The name "Drury" may reference Sir William Drury, an English statesman and soldier who served as Lord Justice of Ireland in the late 16th century. Alternatively, the name may be a reference to Drury Lane in London or have been influenced by London naming conventions.

===19th century: Victorian transformation===
The street underwent significant changes during the Victorian era, transitioning from a narrow lane to a more structured thoroughfare. In the early 1800s, the area was primarily a hub for the meat trade, with Drury Street and its neighbouring lanes lined with butcher shops and abattoirs. By the late 19th century, many of these businesses had closed or become derelict, leading to the purchase and demolition of numerous buildings to clear space for the construction of George's Street Arcade.

The development of George's Street Arcade in 1878, resulted in Victorian commercial buildings characterized by red brick and terracotta details dominating the street.
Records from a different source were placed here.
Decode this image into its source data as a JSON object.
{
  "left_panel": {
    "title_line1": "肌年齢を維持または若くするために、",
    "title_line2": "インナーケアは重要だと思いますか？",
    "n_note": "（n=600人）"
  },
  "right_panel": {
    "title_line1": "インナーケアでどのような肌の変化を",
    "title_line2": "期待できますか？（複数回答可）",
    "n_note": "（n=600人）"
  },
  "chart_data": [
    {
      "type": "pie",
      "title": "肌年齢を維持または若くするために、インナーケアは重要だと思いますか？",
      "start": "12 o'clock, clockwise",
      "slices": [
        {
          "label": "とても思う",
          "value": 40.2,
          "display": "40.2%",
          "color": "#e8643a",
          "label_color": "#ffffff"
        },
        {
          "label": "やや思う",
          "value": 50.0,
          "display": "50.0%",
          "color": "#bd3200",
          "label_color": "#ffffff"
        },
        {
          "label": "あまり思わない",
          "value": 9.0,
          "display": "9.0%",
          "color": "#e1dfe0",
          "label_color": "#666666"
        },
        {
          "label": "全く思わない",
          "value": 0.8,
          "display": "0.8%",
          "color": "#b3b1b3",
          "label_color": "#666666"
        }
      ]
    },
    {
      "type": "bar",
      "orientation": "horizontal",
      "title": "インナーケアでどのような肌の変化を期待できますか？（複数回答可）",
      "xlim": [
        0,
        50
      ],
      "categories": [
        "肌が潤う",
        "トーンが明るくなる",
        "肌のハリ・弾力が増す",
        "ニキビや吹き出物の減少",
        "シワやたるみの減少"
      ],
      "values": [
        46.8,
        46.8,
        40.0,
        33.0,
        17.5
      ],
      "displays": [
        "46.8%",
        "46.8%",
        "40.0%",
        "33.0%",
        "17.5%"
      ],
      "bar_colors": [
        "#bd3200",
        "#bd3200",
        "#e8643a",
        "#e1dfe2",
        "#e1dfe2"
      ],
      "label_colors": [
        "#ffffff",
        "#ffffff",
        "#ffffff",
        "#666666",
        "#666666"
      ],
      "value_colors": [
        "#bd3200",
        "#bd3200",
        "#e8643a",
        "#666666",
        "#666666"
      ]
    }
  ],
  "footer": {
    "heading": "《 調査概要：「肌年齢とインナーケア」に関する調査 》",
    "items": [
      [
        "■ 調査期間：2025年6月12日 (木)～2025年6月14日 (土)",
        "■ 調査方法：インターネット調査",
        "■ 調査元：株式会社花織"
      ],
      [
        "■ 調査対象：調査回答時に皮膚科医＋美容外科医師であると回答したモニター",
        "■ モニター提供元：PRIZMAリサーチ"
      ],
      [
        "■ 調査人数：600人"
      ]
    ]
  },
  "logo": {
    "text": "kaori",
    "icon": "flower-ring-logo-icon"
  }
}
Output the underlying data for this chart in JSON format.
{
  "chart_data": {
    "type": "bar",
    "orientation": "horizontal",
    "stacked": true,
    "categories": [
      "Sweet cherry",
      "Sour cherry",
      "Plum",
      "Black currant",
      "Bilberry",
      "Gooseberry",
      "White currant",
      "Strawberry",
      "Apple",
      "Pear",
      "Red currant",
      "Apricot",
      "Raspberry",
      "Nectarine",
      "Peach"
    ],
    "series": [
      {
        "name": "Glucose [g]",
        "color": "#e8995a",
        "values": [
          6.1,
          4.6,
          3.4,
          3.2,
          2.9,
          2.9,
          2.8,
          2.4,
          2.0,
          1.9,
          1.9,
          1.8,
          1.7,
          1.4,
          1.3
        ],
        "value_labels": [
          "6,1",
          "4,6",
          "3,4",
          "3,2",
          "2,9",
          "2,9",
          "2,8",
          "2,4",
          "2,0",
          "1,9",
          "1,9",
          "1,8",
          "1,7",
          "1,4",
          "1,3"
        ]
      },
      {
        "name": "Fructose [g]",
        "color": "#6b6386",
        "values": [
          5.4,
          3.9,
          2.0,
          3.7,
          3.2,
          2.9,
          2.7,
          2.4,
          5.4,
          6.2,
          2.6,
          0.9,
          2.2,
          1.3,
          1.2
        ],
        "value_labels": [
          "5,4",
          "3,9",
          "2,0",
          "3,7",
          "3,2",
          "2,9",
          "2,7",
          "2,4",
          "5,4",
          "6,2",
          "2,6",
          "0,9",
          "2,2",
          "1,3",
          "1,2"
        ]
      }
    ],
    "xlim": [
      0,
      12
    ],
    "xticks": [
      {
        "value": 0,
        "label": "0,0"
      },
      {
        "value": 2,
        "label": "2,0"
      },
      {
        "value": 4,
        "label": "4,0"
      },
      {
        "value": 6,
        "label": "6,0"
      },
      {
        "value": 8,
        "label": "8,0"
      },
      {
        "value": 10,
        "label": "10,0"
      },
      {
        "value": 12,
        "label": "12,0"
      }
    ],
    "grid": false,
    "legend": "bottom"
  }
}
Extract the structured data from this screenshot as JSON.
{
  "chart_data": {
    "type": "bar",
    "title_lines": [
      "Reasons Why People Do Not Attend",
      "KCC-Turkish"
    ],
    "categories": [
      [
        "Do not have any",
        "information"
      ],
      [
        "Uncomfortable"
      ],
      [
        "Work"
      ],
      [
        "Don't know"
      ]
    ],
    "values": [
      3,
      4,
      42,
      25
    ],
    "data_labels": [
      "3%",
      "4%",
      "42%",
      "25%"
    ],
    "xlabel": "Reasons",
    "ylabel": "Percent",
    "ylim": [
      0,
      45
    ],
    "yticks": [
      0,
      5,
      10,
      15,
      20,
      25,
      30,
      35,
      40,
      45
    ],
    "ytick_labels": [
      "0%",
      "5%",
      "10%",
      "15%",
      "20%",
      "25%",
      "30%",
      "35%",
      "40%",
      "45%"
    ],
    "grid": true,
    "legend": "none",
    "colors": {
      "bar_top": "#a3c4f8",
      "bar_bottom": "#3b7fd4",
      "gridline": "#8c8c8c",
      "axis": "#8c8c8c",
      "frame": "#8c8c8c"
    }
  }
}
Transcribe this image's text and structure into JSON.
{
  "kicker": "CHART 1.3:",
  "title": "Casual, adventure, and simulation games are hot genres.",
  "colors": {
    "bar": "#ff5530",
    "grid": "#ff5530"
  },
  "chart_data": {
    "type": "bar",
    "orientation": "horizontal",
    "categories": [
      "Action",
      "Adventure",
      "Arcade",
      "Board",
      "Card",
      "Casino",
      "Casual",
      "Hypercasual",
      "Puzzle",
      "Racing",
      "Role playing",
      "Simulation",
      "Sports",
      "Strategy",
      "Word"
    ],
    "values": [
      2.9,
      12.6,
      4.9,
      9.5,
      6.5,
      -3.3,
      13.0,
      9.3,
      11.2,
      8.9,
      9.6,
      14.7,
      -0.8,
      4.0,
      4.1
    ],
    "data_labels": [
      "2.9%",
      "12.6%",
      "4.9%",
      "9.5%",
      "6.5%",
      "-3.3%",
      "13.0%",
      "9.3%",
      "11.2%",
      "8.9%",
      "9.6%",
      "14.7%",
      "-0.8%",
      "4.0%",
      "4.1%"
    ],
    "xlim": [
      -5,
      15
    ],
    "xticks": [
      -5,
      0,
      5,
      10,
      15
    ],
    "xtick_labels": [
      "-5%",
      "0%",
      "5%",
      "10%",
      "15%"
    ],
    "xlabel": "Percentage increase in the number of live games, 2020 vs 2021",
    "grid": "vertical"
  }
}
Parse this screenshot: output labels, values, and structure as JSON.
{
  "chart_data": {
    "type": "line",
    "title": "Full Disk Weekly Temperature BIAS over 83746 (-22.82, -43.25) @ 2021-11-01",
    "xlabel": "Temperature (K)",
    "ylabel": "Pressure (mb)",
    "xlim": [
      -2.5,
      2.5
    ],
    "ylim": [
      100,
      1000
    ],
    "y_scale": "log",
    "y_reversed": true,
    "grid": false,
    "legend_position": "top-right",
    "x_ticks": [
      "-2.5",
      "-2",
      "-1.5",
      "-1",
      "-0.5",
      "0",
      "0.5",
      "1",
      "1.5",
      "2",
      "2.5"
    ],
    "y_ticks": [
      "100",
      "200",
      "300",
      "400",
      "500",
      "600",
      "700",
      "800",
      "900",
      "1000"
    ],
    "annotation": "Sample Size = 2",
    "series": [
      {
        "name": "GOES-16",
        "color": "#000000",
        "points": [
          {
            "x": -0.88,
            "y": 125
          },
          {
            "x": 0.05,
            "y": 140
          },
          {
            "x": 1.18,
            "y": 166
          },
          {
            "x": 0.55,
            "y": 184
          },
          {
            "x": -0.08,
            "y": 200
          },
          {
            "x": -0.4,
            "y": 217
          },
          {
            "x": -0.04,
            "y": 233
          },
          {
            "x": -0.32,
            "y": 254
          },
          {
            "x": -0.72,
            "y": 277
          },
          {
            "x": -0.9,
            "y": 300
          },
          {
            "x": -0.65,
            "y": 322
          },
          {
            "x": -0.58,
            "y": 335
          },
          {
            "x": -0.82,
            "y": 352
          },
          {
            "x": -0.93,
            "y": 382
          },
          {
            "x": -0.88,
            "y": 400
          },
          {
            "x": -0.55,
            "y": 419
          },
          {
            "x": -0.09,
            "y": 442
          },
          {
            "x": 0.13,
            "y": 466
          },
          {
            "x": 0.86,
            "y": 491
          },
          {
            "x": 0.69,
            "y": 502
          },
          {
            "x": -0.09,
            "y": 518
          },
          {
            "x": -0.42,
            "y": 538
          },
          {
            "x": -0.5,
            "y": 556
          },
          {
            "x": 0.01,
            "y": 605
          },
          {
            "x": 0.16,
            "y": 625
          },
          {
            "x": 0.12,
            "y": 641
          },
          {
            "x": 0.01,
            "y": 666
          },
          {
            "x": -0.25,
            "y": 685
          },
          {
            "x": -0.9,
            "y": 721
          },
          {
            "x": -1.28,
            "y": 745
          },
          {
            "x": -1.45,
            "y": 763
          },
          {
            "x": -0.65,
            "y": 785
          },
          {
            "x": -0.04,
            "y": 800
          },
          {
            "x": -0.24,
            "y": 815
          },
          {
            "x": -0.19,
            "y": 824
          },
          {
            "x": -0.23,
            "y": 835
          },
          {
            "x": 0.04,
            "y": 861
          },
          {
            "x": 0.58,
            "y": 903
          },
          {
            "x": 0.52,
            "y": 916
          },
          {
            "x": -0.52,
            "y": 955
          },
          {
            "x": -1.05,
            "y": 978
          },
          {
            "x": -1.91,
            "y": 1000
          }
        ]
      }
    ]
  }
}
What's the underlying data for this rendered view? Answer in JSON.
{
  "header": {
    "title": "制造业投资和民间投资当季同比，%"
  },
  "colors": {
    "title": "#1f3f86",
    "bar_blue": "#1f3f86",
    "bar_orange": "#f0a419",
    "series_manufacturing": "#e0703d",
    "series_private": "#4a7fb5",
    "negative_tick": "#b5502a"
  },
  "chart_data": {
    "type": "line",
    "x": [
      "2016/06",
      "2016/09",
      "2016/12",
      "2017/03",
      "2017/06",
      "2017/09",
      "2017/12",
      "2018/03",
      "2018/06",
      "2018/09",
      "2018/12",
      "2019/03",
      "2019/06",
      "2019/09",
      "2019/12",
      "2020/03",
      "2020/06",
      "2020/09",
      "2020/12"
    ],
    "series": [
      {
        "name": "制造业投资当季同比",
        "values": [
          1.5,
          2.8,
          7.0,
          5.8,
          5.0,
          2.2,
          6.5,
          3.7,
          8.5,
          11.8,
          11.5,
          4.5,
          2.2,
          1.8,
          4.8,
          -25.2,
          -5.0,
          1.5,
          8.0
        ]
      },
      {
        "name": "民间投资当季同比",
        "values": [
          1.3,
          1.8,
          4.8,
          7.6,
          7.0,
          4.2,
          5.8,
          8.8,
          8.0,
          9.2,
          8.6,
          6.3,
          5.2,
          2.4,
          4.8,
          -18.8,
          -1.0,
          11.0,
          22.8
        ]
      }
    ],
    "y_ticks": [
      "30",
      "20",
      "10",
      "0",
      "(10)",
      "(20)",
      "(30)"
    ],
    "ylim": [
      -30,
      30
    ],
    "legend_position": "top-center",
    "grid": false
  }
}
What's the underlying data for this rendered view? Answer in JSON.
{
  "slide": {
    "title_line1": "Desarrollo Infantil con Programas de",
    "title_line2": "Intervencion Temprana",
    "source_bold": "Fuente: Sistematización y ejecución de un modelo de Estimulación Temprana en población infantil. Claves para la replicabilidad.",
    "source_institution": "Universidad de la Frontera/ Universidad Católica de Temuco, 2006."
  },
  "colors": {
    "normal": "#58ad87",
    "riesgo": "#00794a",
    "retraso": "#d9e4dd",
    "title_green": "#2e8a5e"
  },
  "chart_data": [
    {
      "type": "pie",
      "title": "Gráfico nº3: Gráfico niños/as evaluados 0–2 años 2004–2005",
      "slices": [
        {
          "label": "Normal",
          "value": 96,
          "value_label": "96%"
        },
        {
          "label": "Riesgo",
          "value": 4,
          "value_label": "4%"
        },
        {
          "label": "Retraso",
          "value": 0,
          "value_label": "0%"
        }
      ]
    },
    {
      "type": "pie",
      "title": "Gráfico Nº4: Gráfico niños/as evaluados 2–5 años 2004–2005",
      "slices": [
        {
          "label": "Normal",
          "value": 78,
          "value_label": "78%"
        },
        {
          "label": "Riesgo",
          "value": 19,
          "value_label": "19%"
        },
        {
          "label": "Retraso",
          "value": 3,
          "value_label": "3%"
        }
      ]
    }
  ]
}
===19th and 20th centuries: Industrial hub===
In the late 19th century, Drury Street became a hub for industry. Notably, in 1889, Powers Distillery established its bottling hall and warehouse between Fade Street and Drury Street. This site is credited with the creation of the world's first miniature spirit bottle, known as "Baby Powers", catering to the needs of grooms and coachmen who required portable whiskey flasks. Other Whiskey Distillers using the street included Roe's and Jameson.

By the early 20th century, Drury Street had become a key node in Dublin’s garment industry, colloquially known as the "rag trade". The street’s architecture reflected this shift, with many buildings housing tailoring workshops and clothing warehouses. One notable example is the Drury Buildings; now a well-known restaurant and venue, the premises originally operated as a clothing factory from the 1940s onwards.

===21st century===
In response to the COVID-19 pandemic and the need for outdoor dining spaces, Dublin City Council initiated pedestrianisation trials in 2020, including Drury Street. These trials received overwhelming public support, with 95% of respondents in favour of permanent pedestrianisation. Consequently, from May 2021, sections of Drury Street were designated as traffic-free zones after 11 am daily, enhancing the street's pedestrian-friendly atmosphere. However, no infrastructural changes were made to accommodate the change in use.

In 2025, debates arose over the function of the street. The 2021 pedestrianisation of the street led to a surge in the popularity of the street as a meeting place for young people to meet, socialise and drink, particularally in times of good weather. However, some shop owners were unhappy with the crowds, suggesting they were deterring shoppers. The debate was seen by some as a reflection of wider debates about urban design in Dublin.